Das Sparpaket bestehe aus einer Menge von "Luftbuchungen", kritisierte Däke. Erst nach der Sommerpause werde sich zeigen, was sich von den Vorhaben überhaupt durchsetzen lasse. So äußerte der Chef des Steuerzahlerbunds starke Zweifel, ob die vorgesehene Finanzmarkttransaktionssteuer in Kraft treten werde.

Kritik übte Däke auch an der von der Bundesregierung geplanten Luftverkehrssteuer von bis zu 26 Euro pro Ticket. Das sei ein "Irrflug und Ausdruck der Hilflosigkeit". Die neue Abgabe könne sich noch als Bumerang erweisen, warnte Däke. In den Niederlanden sei eine ähnliche Abgabe auf Flugtickets schon nach kurzer Zeit wieder abgeschafft worden, da die Passagierzahlen drastisch zurückgegangen seien.

Flugsteuer vernichtet 16.000 Jobs

Die geplante Steuer auf Flugtickets wird einem Gutachten des Wormser Verkehrswissenschaftlers Richard Klophaus zufolge 16.200 Jobs in der Branche vernichten. Unserer Redaktion liegt ein vertrauliches Gutachten vor, in dem Klophaus damit rechnet damit, dass im Falle der Steuer 2,6 Millionen Flugreisen weniger von deutschen Flughäfen aus unternommen werden.

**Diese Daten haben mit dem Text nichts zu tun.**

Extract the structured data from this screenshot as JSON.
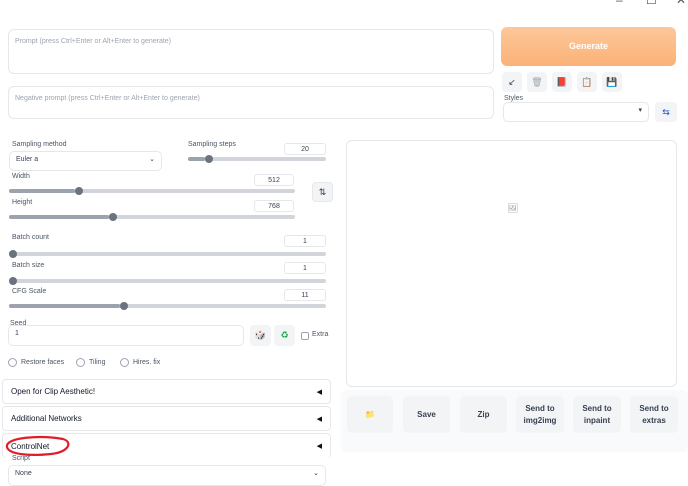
{
  "window": {
    "min": "–",
    "max": "☐",
    "close": "✕"
  },
  "prompt": {
    "placeholder": "Prompt (press Ctrl+Enter or Alt+Enter to generate)"
  },
  "negative_prompt": {
    "placeholder": "Negative prompt (press Ctrl+Enter or Alt+Enter to generate)"
  },
  "generate": {
    "label": "Generate"
  },
  "tools": {
    "arrow": "↙",
    "trash": "🗑",
    "book": "📕",
    "clipboard": "📋",
    "save": "💾"
  },
  "styles": {
    "label": "Styles",
    "value": "",
    "swap_icon": "⇆"
  },
  "sampling": {
    "method_label": "Sampling method",
    "method_value": "Euler a",
    "steps_label": "Sampling steps",
    "steps_value": "20"
  },
  "width": {
    "label": "Width",
    "value": "512",
    "fraction": 0.23
  },
  "height": {
    "label": "Height",
    "value": "768",
    "fraction": 0.35
  },
  "swap_dims_icon": "⇅",
  "batch_count": {
    "label": "Batch count",
    "value": "1",
    "fraction": 0
  },
  "batch_size": {
    "label": "Batch size",
    "value": "1",
    "fraction": 0
  },
  "cfg": {
    "label": "CFG Scale",
    "value": "11",
    "fraction": 0.35
  },
  "seed": {
    "label": "Seed",
    "value": "1",
    "dice": "🎲",
    "recycle": "♻",
    "extra_label": "Extra"
  },
  "options": {
    "restore_faces": "Restore faces",
    "tiling": "Tiling",
    "hires_fix": "Hires. fix"
  },
  "accordions": {
    "clip": "Open for Clip Aesthetic!",
    "networks": "Additional Networks",
    "controlnet": "ControlNet",
    "arrow": "◀"
  },
  "script": {
    "label": "Script",
    "value": "None"
  },
  "output": {
    "image_icon": "🖼"
  },
  "actions": {
    "folder": "📁",
    "save": "Save",
    "zip": "Zip",
    "send_img2img_1": "Send to",
    "send_img2img_2": "img2img",
    "send_inpaint_1": "Send to",
    "send_inpaint_2": "inpaint",
    "send_extras_1": "Send to",
    "send_extras_2": "extras"
  },
  "colors": {
    "generate": "#fbb277",
    "annotation": "#e11d2a"
  }
}
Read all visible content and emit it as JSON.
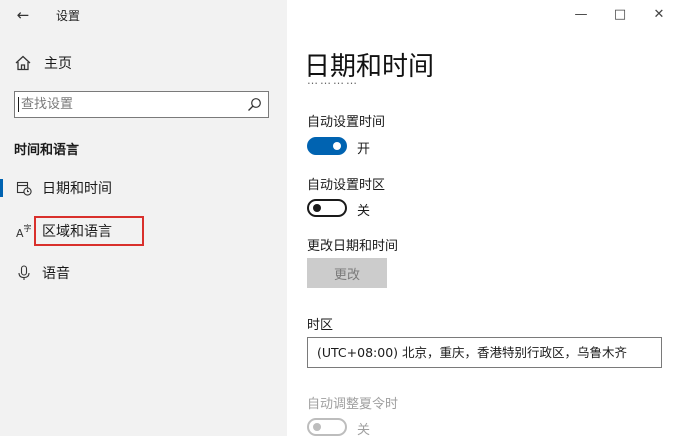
{
  "window": {
    "title": "设置",
    "controls": [
      "minimize-icon",
      "maximize-icon",
      "close-icon"
    ]
  },
  "sidebar": {
    "home_label": "主页",
    "search": {
      "placeholder": "查找设置",
      "value": ""
    },
    "section_title": "时间和语言",
    "items": [
      {
        "label": "日期和时间",
        "icon": "calendar-clock-icon",
        "active": true
      },
      {
        "label": "区域和语言",
        "icon": "language-icon",
        "highlighted": true
      },
      {
        "label": "语音",
        "icon": "microphone-icon"
      }
    ]
  },
  "main": {
    "title": "日期和时间",
    "clipped_text": "…………",
    "auto_time": {
      "label": "自动设置时间",
      "state": "开"
    },
    "auto_timezone": {
      "label": "自动设置时区",
      "state": "关"
    },
    "change_datetime": {
      "label": "更改日期和时间",
      "button": "更改"
    },
    "timezone": {
      "label": "时区",
      "value": "(UTC+08:00) 北京，重庆，香港特别行政区，乌鲁木齐"
    },
    "dst": {
      "label": "自动调整夏令时",
      "state": "关"
    }
  },
  "colors": {
    "accent": "#0063b1",
    "sidebar_bg": "#f2f2f2",
    "highlight_border": "#d9302c"
  }
}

Daraus ergäben sich für die Fluggesellschaften Einnahmeverluste von 750 Millionen Euro, für die deutsche Tourismuswirtschaft von 450 Millionen Euro und für die Flughäfen von weiteren 250 Millionen Euro. Damit verbunden sei ein Verlust von zirka 16.200 Arbeitsplätzen.